マーベル&D.C.ヒーロー映画に挑戦したジャッキー・チェン

冒頭に記したように、本作はほぼほぼ『ポリス・ストーリー』とは無関係なSFアクション映画です。

(まあ、実は本作以外にも“ポリス・ストーリー”の邦題がついているけど本家と無関係といった作品は数本ありますけど……。

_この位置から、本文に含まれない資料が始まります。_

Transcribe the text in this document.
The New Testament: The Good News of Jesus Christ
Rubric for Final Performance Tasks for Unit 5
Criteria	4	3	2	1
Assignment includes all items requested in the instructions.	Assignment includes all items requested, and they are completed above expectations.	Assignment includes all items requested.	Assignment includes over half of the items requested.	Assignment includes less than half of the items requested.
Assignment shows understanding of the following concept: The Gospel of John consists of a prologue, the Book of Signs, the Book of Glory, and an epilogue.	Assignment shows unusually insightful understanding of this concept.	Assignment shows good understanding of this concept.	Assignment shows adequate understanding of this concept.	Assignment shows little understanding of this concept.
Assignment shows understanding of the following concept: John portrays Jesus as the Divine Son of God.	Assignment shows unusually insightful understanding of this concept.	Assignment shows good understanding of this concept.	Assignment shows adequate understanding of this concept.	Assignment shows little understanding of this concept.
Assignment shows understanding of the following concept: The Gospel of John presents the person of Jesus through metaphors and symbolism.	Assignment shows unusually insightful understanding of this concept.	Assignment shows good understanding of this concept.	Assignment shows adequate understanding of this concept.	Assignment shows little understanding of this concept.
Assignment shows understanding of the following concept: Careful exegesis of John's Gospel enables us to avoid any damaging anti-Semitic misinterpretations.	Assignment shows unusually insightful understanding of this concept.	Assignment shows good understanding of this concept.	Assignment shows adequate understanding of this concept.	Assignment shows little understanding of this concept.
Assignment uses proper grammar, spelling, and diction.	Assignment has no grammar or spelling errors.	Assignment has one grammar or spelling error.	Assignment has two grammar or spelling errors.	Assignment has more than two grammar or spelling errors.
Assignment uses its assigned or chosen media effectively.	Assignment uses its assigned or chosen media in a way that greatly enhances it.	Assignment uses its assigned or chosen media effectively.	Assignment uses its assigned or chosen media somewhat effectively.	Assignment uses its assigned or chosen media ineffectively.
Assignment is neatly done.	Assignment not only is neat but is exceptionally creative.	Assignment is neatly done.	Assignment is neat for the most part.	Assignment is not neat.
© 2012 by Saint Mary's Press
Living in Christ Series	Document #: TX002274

ちなみに本家としてのシリーズは4本で、スピンオフが1本あります)

要はスティーヴン・セガール主演映画の邦題に“沈黙の”、チャック・ノリス主演映画に“地獄の”といったワードがよく使われているのと同じようなラフな感覚で接したほうが精神的に得策ではあるでしょう。

また主題歌《英雄故事》が広東語ではなく北京語で歌われているところから、本作が“香港”よりも“中国”映画としての色を強めたいことが明白ですが、一方では“台湾”の若手スター、ショウ・ルオとオーヤン・ナナをキャスティングしているあたりの“目配せ”も感じられます(ちなみにオーヤン・ナナの伯母は日本でも歌手として知られた欧陽菲菲!)。

映画の構造でいくと、冒頭はS.W.A.T.対バイオロイドの壮絶なバトルを描きこみ、中盤はシドニーのオペラハウスにてジャッキー・チェンならではの壮絶アクションを展開、そしてクライマックスは『スター・ウォーズ』か『ターミネーター』か? といった、かなり荒唐無稽なSFマインドへ発展していきます。

おそらく世の大半のジャッキー・ファンが見たいのは冒頭と中盤のノリであり、クライマックスは「?」「?」「?」となることでしょう。

もっとも、今回はマーベルやD.C.などのSFヒーロー・アクション・シリーズのノリをジャッキー映画に組み入れてみようという試みだったようにも思えてなりません。

また、そのことであまりSFマインドに作品が引きずり込まれず、あくまでもアクション主体であることを作る側の戒めとして忘れないために、主題歌を《英雄故事》にしたのだと捉えることも可能でしょう。

実際、本作で輝いているのは、主人公の部下スー役のエリカ・シアホウと、女殺し屋役のテス・ハウブリックで、両者が繰り広げる壮絶かつ華麗なヒロイン・アクションの数々には、そのSFチックなコスチュームも功を奏して非常に魅力的です。
(クライマックスに至っては、ほとんどエリカ・シアホウのためにシーンが用意されているとしか思えないほど!)

またショウ・ルオとオーヤン・ナナのさわやかな初々しさも特筆しておくべきでしょう。

そういえばショウ・ルオが劇中ジャッキー・チェンやブルース・リーの下手な物真似をして「ジャッキー・チェンのつもりか?」とチンピラたちに呆れられるくだりがありますが、本作はハリウッドSFも含めた映画パロディともオマージュとも取れる要素がてんこもりで、そういった部分を楽しめるかどうかでも評価は変わるかもしれません。

そして1980年代から90年代にかけてアクション映画のジャンルに革命をもたらし、香港のみならず世界中にその名を轟かせたジャッキー・チェン。

1954年4月7日生まれで現在66歳になったばかりの彼ですが(本作が公開されたときは63歳くらい)、今回は白髪交じりの老けた風貌で“父性”を醸し出しているあたり、アクションだけでなくその存在感を通してアクション・スターとしてのみならず、いぶし銀の魅力を発するアクターとしても評価したいところ。

エンドタイトルはジャッキー映画おなじみNGシーンの羅列となりますが、それらを見るとやはり「ジャッキー・チェンの映画を見た!」といった安堵感に包まれます。

何度も繰り返しますが、『ポリス・ストーリー』のことはあまり意識せず、ジャッキー・チェンがマーベルのりのSFアクションに挑戦した意欲作として接してみてください!